ZFS On Debian or MDadm SoftRaid ? stability, and reliability of ZFS

The first thing that comes to my mind when talking about md/dm raid is this: The default caching mode for VMs we use is none, that is, the VMs will access disks with the O_DIRECT flag. The MD/DM raid implementations, for this case, will simply forward a pointer to the memory region to each individual block device, and each of those will copy the data from memory separately. If a 2nd thread is currently writing to that data, the underlying disks will sooner or later write different data, immediately corrupting the raid.[1]

In [1] I also mentioned a real case where this can happen: An in-progress write to swap happening for memory that is simultaneously freed, therefore the swap entry is already discarded while the disk I/O still happening, causing the raid to be degraded.

Ideally the kernel would just ignore O_DIRECT here, since it is in fact documented as *trying* to minimize cache effects... not forcibly skipping caches consistency be damned, completely disregarding the one job that for example a RAID1 has: actually writing the *same* data on both disks...

And yes, writing data which is being modified *normally* means you need to expect garbage on disk. However, the point of a RAID is to at least have the *same* garbage on *both* disks, not give userspace a trivial way to degrade the thing.

If you take care not to use this mode, you'll be fine with it though, but you'll be utilizing some more memory.

[1] https://bugzilla.kernel.org/show_bug.cgi?id=99171
@wbumiller:
What cache mode would be recommended if "none" isn't an option with mdadm raid? "Writeback" because writes are cached? What about "writethrough"?
And what about LXCs where I can't choose any cache mode?
Would like to run my Zabbix LXC on top of LVM-Thin on top LUKS encrypted mdadm raid1. Looks like it is working fine so far, but if that might kill the raid then I would need to think about skipping the raid1 and using just LVM-Thin on a single partition. But I really like that redundancy.
ZFS isn`t an option here, all other guests use it, but ZFS will wear the SSDs 3 times faster compared to LVM-Thin and the Zabbix will spam the MySQL DB with millions of metrics that will wear the SSD by hundreds of GBs per day...
 
Last edited:
@wbumiller:
What cache mode would be recommended if "none" isn't an option with mdadm raid? "Writeback" because writes are cached? What about "writethrough"?
And what about LXCs where I can't choose any cache mode?
Would like to run my Zabbix LXC on top of LVM-Thin on top LUKS encrypted mdadm raid1. Looks like it is working fine so far, but if that might kill the raid then I would need to think about skipping the raid1 and using just LVM-Thin on a single partition.

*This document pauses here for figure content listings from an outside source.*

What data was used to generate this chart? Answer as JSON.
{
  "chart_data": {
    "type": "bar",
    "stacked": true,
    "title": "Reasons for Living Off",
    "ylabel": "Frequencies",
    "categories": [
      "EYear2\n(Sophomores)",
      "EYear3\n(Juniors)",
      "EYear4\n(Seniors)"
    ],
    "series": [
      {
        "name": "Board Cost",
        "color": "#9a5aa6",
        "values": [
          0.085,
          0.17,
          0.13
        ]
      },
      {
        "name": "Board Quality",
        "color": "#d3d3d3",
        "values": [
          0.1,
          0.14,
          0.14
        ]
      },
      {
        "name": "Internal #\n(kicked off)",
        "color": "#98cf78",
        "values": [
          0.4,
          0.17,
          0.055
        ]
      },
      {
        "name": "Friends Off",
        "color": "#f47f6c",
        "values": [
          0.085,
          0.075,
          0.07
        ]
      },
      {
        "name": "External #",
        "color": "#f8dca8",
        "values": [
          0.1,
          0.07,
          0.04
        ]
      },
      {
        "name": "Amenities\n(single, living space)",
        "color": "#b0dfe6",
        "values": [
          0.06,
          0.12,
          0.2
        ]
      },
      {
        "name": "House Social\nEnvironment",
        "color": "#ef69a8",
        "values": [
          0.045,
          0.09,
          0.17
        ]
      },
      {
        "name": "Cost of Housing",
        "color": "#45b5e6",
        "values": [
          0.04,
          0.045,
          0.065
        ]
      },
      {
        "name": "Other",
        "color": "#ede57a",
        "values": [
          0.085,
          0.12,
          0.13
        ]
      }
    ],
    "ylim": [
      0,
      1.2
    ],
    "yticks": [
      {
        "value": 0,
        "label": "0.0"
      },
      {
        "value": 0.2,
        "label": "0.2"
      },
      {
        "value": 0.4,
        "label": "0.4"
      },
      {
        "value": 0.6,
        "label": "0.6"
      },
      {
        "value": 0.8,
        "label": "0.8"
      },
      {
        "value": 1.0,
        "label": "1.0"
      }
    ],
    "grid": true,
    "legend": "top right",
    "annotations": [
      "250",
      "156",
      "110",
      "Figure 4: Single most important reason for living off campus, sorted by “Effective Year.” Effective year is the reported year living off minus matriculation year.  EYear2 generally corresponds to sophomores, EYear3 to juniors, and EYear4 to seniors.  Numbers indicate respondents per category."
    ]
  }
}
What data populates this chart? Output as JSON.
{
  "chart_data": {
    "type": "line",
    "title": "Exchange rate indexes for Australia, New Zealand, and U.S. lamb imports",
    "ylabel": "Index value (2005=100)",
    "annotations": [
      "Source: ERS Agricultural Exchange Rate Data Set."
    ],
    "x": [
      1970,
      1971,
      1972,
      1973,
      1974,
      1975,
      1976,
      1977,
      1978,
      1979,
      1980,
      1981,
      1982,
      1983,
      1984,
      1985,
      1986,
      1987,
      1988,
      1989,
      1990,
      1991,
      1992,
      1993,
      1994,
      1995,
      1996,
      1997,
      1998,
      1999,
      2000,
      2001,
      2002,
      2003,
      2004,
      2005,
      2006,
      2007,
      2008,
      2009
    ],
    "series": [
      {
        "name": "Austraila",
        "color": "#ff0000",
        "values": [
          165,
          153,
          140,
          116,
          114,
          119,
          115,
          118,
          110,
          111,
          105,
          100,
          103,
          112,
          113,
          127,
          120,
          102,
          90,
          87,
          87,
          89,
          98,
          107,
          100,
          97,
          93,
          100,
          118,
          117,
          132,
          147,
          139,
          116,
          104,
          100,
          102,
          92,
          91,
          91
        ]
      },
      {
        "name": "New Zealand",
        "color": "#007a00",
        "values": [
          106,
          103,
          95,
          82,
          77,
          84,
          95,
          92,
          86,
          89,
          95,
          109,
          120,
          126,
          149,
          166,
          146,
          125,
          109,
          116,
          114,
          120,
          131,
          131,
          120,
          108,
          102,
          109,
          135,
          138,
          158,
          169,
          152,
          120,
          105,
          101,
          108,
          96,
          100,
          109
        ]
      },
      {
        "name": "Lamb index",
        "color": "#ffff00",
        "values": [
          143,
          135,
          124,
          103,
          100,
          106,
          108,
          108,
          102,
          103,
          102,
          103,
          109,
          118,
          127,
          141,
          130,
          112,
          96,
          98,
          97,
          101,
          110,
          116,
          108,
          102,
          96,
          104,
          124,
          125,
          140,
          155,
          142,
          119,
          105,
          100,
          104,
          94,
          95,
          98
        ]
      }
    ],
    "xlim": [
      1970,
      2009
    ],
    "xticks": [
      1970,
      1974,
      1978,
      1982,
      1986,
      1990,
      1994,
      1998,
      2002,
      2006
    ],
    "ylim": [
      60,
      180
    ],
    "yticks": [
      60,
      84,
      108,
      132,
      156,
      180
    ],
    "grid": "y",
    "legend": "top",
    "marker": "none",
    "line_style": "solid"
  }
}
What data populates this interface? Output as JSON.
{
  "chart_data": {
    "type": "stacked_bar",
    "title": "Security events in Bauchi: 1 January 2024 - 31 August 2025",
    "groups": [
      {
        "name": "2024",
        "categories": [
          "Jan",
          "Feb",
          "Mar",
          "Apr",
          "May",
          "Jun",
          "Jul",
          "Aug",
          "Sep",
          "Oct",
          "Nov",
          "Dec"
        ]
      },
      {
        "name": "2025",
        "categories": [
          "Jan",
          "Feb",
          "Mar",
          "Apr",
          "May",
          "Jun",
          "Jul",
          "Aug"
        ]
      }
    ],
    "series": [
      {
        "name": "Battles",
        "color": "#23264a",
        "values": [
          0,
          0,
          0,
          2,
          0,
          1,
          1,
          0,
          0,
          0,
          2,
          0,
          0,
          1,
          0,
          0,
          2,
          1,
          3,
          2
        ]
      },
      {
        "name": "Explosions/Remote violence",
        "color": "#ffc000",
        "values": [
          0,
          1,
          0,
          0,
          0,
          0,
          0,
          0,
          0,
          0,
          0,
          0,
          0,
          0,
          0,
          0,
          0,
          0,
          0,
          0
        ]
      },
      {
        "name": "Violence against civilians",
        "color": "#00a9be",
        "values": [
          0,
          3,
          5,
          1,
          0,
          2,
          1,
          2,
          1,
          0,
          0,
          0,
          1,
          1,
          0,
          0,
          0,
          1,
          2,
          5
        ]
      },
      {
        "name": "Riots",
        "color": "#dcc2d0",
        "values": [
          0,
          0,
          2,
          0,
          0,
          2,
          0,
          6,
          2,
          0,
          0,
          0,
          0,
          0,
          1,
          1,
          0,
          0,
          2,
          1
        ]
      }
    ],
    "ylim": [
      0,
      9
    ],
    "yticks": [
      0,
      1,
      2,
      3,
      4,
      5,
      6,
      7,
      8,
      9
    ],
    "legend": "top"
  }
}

But I really like that redundancy.
ZFS isn`t an option here, all other guests use it, but ZFS will wear the SSDs 3 times faster compared to LVM-Thin and the Zabbix will spam the MySQL DB with millions of metrics that will wear the SSD by hundreds of GBs per day...

@Dunuin Since your question was never answered, I think you deserve at least this pointer:
https://forum.proxmox.com/threads/proxmox-4-4-virtio_scsi-regression.31471/page-3#post-711588

This was the earliest instance where I managed to locate mention of the same. And going down the rabbithole, it's not reproducible for me.